What you want is reasonable to want but unfortunately no syndication format can give it to you. Here is the current language:


      The "atom:updated" element is a Date construct indicating the
      most recent instant in time when an entry or feed was modified
      in a way the publisher considers significant.

There was a proposal for an "atom:modified" date that was to be updated every time any change no matter how tiny was made but it was shouted down. There were many arguments against, but here are three that I couldn't think of an answer to:

1. The datestamp is inserted by the provider. Thus it could be a lie; this is the Internet, remember. You, the consumer, either trust the publisher or you don't. If you don't, you will ignore the datestamp and check the content. If you do, you will believe the datestamp. Thus, "modified" buys you nothing.

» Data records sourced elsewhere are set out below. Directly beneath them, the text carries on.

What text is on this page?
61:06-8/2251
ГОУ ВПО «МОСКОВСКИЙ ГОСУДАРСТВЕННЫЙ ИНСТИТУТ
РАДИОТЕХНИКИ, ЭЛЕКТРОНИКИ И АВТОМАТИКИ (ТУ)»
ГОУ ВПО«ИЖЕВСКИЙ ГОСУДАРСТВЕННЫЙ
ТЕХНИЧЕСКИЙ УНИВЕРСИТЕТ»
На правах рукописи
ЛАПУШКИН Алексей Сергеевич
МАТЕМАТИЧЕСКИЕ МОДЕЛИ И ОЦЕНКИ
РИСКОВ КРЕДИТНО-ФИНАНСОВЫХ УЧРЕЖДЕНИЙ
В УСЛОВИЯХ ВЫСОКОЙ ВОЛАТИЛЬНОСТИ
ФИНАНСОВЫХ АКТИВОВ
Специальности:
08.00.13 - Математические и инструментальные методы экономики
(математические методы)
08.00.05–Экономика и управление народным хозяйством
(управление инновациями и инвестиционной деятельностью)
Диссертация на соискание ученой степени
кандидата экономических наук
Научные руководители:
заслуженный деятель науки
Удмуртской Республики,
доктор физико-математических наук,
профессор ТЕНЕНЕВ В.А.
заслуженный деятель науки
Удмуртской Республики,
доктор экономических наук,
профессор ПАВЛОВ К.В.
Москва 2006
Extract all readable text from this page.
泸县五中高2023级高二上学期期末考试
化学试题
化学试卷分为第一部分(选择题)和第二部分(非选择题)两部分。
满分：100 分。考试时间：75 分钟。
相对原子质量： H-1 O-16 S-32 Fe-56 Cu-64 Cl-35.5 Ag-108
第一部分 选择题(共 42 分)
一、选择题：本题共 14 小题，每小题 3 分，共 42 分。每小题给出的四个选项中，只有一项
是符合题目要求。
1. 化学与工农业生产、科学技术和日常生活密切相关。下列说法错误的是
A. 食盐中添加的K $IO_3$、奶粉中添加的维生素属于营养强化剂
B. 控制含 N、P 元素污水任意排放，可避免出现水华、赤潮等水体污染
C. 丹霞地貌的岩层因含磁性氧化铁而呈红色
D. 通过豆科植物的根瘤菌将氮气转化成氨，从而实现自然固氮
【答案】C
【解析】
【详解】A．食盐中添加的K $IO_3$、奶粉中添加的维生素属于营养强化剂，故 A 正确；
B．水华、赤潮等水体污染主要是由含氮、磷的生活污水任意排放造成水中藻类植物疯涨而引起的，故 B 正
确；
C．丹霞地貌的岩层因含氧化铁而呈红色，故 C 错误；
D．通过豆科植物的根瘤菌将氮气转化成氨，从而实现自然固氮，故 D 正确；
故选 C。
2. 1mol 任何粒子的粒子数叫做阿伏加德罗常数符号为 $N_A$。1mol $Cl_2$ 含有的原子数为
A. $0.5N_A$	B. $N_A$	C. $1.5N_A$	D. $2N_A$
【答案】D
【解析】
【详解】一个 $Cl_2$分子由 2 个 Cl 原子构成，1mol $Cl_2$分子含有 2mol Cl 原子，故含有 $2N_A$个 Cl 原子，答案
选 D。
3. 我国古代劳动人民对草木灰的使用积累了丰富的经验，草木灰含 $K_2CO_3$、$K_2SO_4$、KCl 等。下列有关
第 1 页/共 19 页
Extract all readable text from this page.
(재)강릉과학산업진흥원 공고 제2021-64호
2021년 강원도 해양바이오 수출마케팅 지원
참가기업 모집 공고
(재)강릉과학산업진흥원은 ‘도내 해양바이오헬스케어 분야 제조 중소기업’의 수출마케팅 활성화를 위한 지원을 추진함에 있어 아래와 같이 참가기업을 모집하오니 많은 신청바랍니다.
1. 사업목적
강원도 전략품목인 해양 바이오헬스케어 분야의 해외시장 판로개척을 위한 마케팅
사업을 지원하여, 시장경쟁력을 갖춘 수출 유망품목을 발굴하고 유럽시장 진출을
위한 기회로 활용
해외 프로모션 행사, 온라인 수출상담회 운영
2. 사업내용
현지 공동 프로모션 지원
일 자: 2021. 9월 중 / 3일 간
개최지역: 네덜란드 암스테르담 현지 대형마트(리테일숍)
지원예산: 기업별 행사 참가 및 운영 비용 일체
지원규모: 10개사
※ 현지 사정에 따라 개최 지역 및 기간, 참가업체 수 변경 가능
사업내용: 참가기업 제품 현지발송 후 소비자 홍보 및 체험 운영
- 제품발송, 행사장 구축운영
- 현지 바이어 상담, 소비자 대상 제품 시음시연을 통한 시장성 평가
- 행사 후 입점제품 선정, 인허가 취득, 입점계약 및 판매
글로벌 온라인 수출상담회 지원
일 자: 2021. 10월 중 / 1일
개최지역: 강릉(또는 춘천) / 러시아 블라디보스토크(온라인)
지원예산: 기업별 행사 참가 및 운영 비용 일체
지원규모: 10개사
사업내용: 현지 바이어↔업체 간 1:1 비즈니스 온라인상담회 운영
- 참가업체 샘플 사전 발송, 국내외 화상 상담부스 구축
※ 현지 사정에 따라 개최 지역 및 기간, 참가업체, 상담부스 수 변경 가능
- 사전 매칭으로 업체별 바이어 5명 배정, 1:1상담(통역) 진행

2. There's endless room for argument as to what constitutes an update: change in the stylesheet for background colors, change from a unicode combined char to single + combining diacritic, change in paragraph 27 of an article that doesn't show up in a summaries-only feed, change from UTF-8 to UTF-16 encoding, there were more examples too, some of them scary-subtle.

3. Several publishers on the list asserted that they needed the right to make trivial spelling-correction-level changes without having a zillion literal-minded feed-reading clients re-fetch the material, and that they would simply refuse to update an atom:modified date if they didn't feel like it.

Objectively, the upstream information provider controls the datestamps. If you can think of a way to write a syndication format that will function across the Internet and reliably force providers to provide accurate "modified" indicators, there are a lot of people who would like to hear about it.